Here are some thoughts about what SaaS vendors should be doing to create a vigorous partner ecosystem:
– Make the rules of engagement clear. Service providers need to understand where they do and don’t compete with the SaaS vendor. This isn’t to say they expect not to compete, but they’d prefer not to compete everywhere. Leave some clear areas for them and cultivate partners to step up into those areas. Make sure these niches are lucrative and large enough to be interesting opportunities.
– Don’t take too many advantages for yourself. Partners hate having to operate at a disadvantage to the ISV, SaaS or otherwise. In their view, they’re helping the ISV out, so why should they have to do that with one hand tied behind their backs. Make sure they have access to news updates, training, and special support for their needs. Establish a partner care and feeding organization that isn’t the usual “tea and crumpets” gatherings. Make sure the partner has some ability to impact your product direction and listen to their needs.

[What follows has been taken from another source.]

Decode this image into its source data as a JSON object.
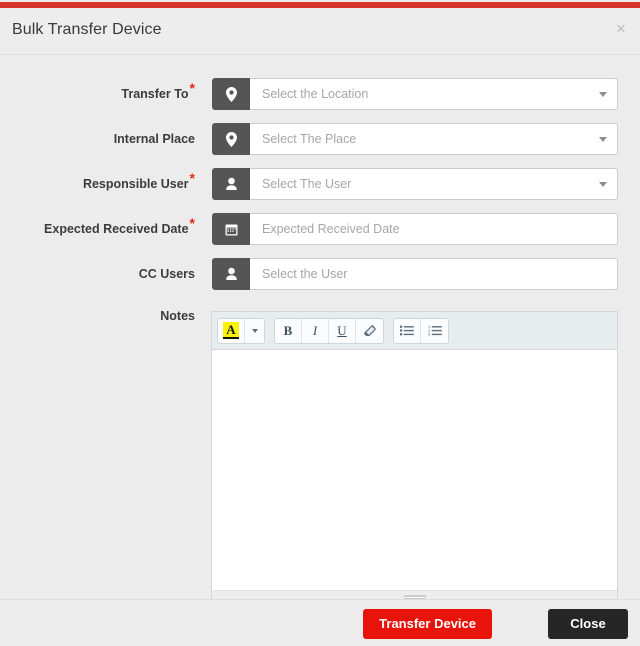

– Provide avenues for partners to connect their own components to your solution. The SaaS world is gradually coming to terms with what this means. SOA and REST are important facilities to have. So are simpler mechanisms such as good old FTP of files. Is there a way for the partner to participate in your data feeds with your customers? It isn’t hard to provide one.
– Consider a place in your community for partners. Most SaaS vendors try to create an online community for customers. Make sure partners have a role in your community. Often this is their number one avenue for marketing. And don’t charge too much for it (or at all unless its necessary). Many partners have complained at how Salesforce.com seems to be trying to make money from them through exhorbitant feeds.
For their part of the equation, the partners need to step up aggressively for SaaS vendors who make a place for them:
– Sell the virtues of SaaS and of your SaaS vendor.
– Add real value for customers. Most ISV’s care most about their customer’s satisfaction.
– Never blame your problems on the SaaS vendor! It’s harder to do so credibly with SaaS anyway.
Finding new ways to empower your partners will be a tremendous advantage and growth accelerator for innovative SaaS firms.